Due to the fact that H(2) is the Toeplitz matrix, the complexity of matrix–vector multiplications can be reduced from \(O({{n}^{2}})\) to \(O(n{\mkern 1mu} {\kern 1pt} \log n)\) [9] using the fast Fourier transform and elementwise multiplication “⊙”:

$${{H}^{{\left( 2 \right)}}}^{*}x~\,\, = \,\,~{\text{IFFT(FFT(}} \odot {\text{)FFT(}}x{\text{))}}{\text{,}}$$

where \(G \in {{\mathbb{C}}^{{\left( {2n - 1} \right) \times \left( {2n - 1} \right)~}}}\) is a special substitute of the Toeplitz matrix [12, 13].

In addition, we solve SLEs using the generalized minimum residual method (GMRES), which requires fewer iterations than, for example, the stabilized biconjugate gradient method (BiCGSTAB), although it may require much more memory, especially if GMRES is used without restarts, since, in this case, it is necessary to store the Krylov basis of size k × n × n, where k is the number of GMRES iterations and n is the characteristic size of the SLE matrix [14].

The aforesaid facts as well as the complexity of operations, the number of iterations, and the PC storage space determine the efficiency of the numerical method to find a solution to the Helmholtz equation in the form of an electric field distribution at a fixed accuracy of its calculations.

The purpose of this work is to create a fast and efficient approach for calculating electric fields and to study its speed and efficiency.

2 NUMERICAL EXPERIMENTS AND RESULTS

W consider GMRES implementation using CUDA C++ and MKL C++. The code is written without “memcopy” operations and their analogues, so that the speed is increased. The performance was evaluated using the calculation of electric field for the Mie scattering by a cylinder in a 2D problem. In this example, an electric field with plane wavefronts comes from infinity and is incident on the side surface of the cylinder with the wavefronts being perpendicular to the cylinder axis.

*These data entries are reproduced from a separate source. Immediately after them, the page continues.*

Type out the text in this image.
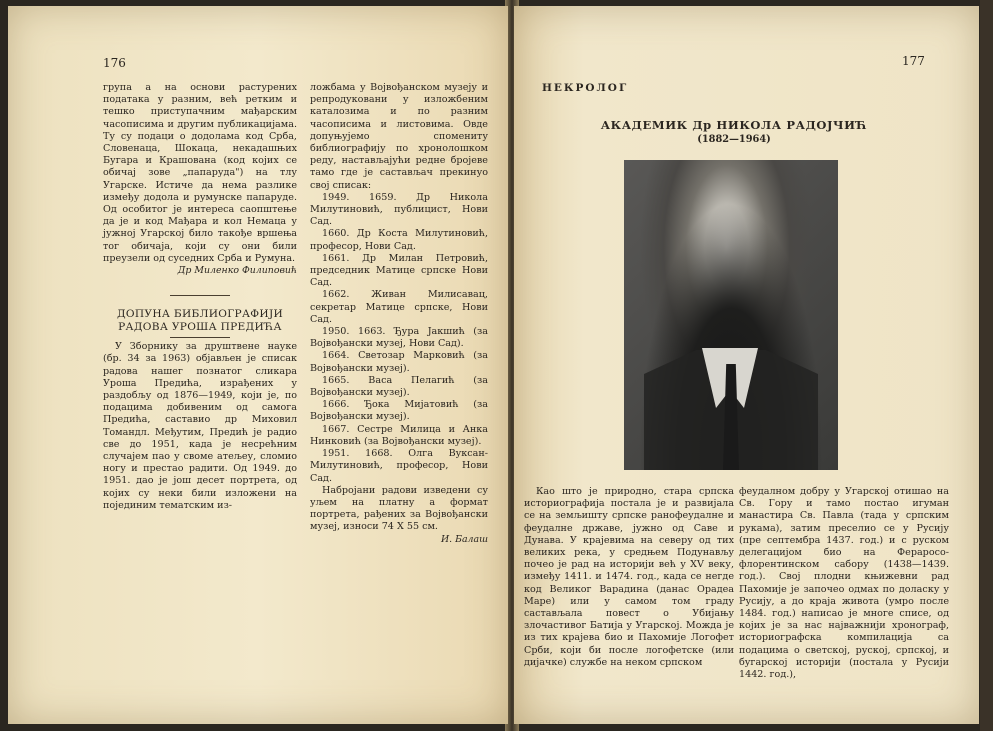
176

група а на основи растурених података у разним, већ ретким и тешко приступачним мађарским часописима и другим публикацијама. Ту су подаци о додолама код Срба, Словенаца, Шокаца, некадашњих Бугара и Крашована (код којих се обичај зове „папаруда") на тлу Угарске. Истиче да нема разлике између додола и румунске папаруде. Од особитог је интереса саопштење да је и код Мађара и кол Немаца у јужној Угарској било такође вршења тог обичаја, који су они били преузели од суседних Срба и Румуна.

Др Миленко Филиповић

ДОПУНА БИБЛИОГРАФИЈИ

РАДОВА УРОША ПРЕДИЋА

У Зборнику за друштвене науке (бр. 34 за 1963) објављен је списак радова нашег познатог сликара Уроша Предића, израђених у раздобљу од 1876—1949, који је, по подацима добивеним од самога Предића, саставио др Миховил Томандл. Међутим, Предић је радио све до 1951, када је несрећним случајем пао у своме атељеу, сломио ногу и престао радити. Од 1949. до 1951. дао је још десет портрета, од којих су неки били изложени на појединим тематским из-

ложбама у Војвођанском музеју и репродуковани у изложбеним каталозима и по разним часописима и листовима. Овде допуњујемо спомениту библиографију по хронолошком реду, настављајући редне бројеве тамо где је састављач прекинуо свој списак:

1949. 1659. Др Никола Милутиновић, публицист, Нови Сад.

1660. Др Коста Милутиновић, професор, Нови Сад.

1661. Др Милан Петровић, председник Матице српске Нови Сад.

1662. Живан Милисавац, секретар Матице српске, Нови Сад.

1950. 1663. Ђура Јакшић (за Војвођански музеј, Нови Сад).

1664. Светозар Марковић (за Војвођански музеј).

1665. Васа Пелагић (за Војвођански музеј).

1666. Ђока Мијатовић (за Војвођански музеј).

1667. Сестре Милица и Анка Нинковић (за Војвођански музеј).

1951. 1668. Олга Вуксан-Милутиновић, професор, Нови Сад.

Набројани радови изведени су уљем на платну а формат портрета, рађених за Војвођански музеј, износи 74 X 55 см.

И. Балаш
177
НЕКРОЛОГ
АКАДЕМИК Др НИКОЛА РАДОЈЧИЋ
(1882—1964)

Као што је природно, стара српска историографија постала је и развијала се на земљишту српске ранофеудалне и феудалне државе, јужно од Саве и Дунава. У крајевима на северу од тих великих река, у средњем Подунављу почео је рад на историји већ у XV веку, између 1411. и 1474. год., када се негде код Великог Варадина (данас Орадеа Маре) или у самом том граду састављала повест о Убијању злочастивог Батија у Угарској. Можда је из тих крајева био и Пахомије Логофет Срби, који би после логофетске (или дијачке) службе на неком српском

феудалном добру у Угарској отишао на Св. Гору и тамо постао игуман манастира Св. Павла (тада у српским рукама), затим преселио се у Русију (пре септембра 1437. год.) и с руском делегацијом био на Фераросо-флорентинском сабору (1438—1439. год.). Свој плодни књижевни рад Пахомије је започео одмах по доласку у Русију, а до краја живота (умро после 1484. год.) написао је многе списе, од којих је за нас најважнији хронограф, историографска компилација са подацима о светској, руској, српској, и бугарској историји (постала у Русији 1442. год.),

Calculations for the Mie problem were carried out for the following mesh sizes (n × n) (Table 1): 256 × 256, 512 × 512, 1024 × 1024, …, 8192 × 8192. For each mesh, the Mie problem was repeatedly solved 100 times to calculate the error of the numerical solution compared to the analytical one and the average computation times for \({\text{the}}\) parallelized code (CUDA) and sequential algorithm (MKL). We divided the time of the sequential version by the time of the parallel version to determine acceleration of the code due to parallelization. The CUDA calculations were performed using an Nvidia Tesla V100 GPU, and the MKL calculations were performed using a Xeon Gold 6140 CPU.

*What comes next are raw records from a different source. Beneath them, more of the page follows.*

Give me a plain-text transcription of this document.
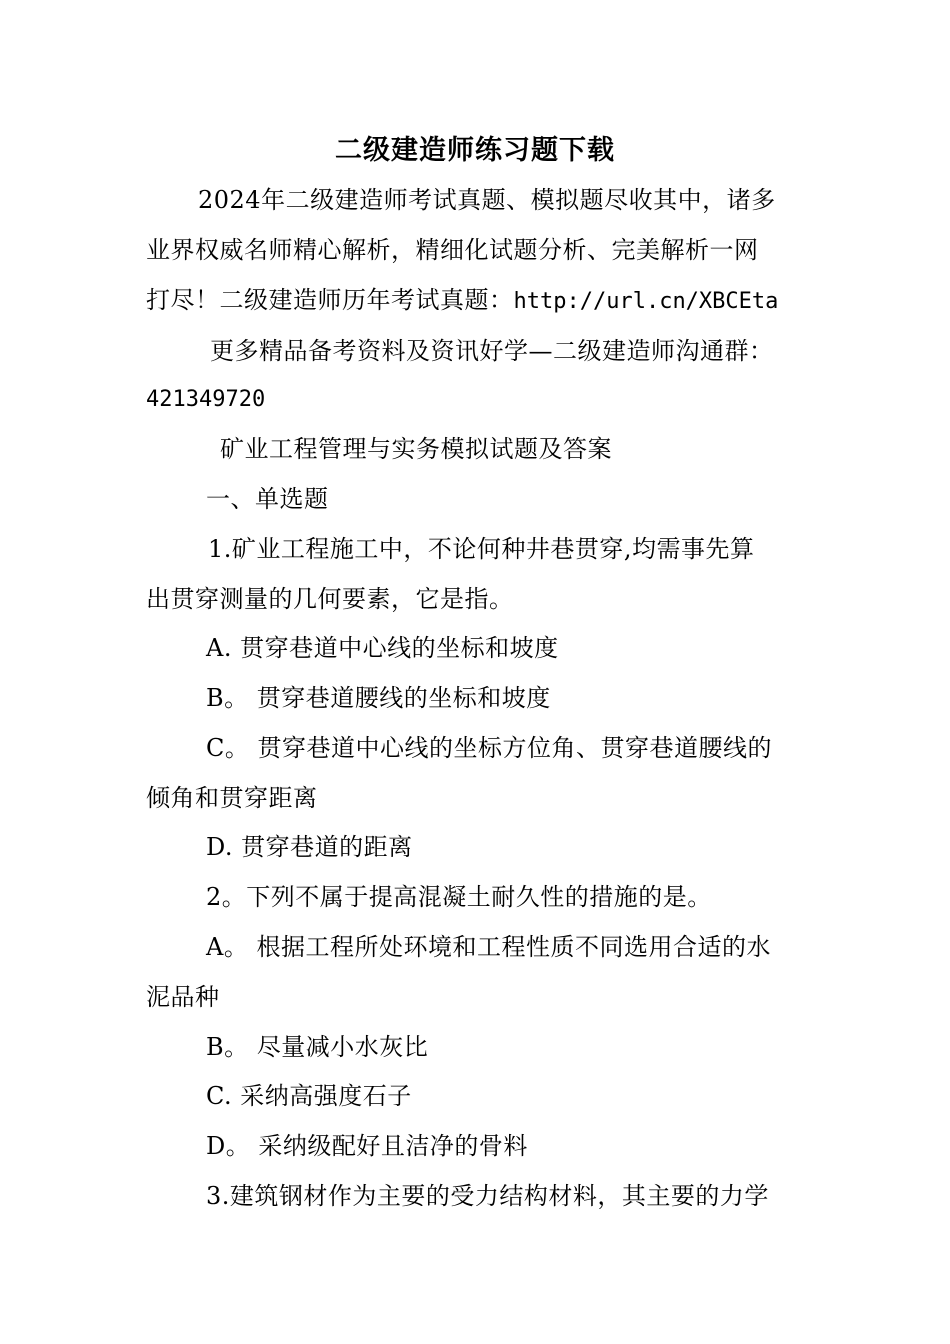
二级建造师练习题下载
2024年二级建造师考试真题、模拟题尽收其中，诸多
业界权威名师精心解析，精细化试题分析、完美解析一网
打尽！二级建造师历年考试真题：http://url.cn/XBCEta
更多精品备考资料及资讯好学—二级建造师沟通群：
421349720
矿业工程管理与实务模拟试题及答案
一、单选题
1.矿业工程施工中，不论何种井巷贯穿,均需事先算
出贯穿测量的几何要素，它是指。
A. 贯穿巷道中心线的坐标和坡度
B。 贯穿巷道腰线的坐标和坡度
C。 贯穿巷道中心线的坐标方位角、贯穿巷道腰线的
倾角和贯穿距离
D. 贯穿巷道的距离
2。下列不属于提高混凝土耐久性的措施的是。
A。 根据工程所处环境和工程性质不同选用合适的水
泥品种
B。 尽量减小水灰比
C. 采纳高强度石子
D。 采纳级配好且洁净的骨料
3.建筑钢材作为主要的受力结构材料，其主要的力学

Table 1. Results of numerical solutions compared with the results of analytical solution for different matrix sizes

The results show that, in all cases, the GMRES converges and reaches the maximum accuracy at the 24th iteration compared to the analytical solution for the Mie scattering by a cylinder.

3 CONCLUSIONS

Thus, we have found (Table 1) that an increase in the mesh size leads to higher accuracy of electric field calculations, but the computational time exponentially increases with the characteristic mesh size. Nevertheless, the acceleration of the code owing to parallelization tends to increase with increasing mesh size, which is due to the involvement of a greater number of graphic cores with an increase in the number of simultaneous calculations of matrix elements. The proposed approach will help to faster and cheaper design new wave microdevices, measure physical characteristics, and perform topological optimization of such microdevices.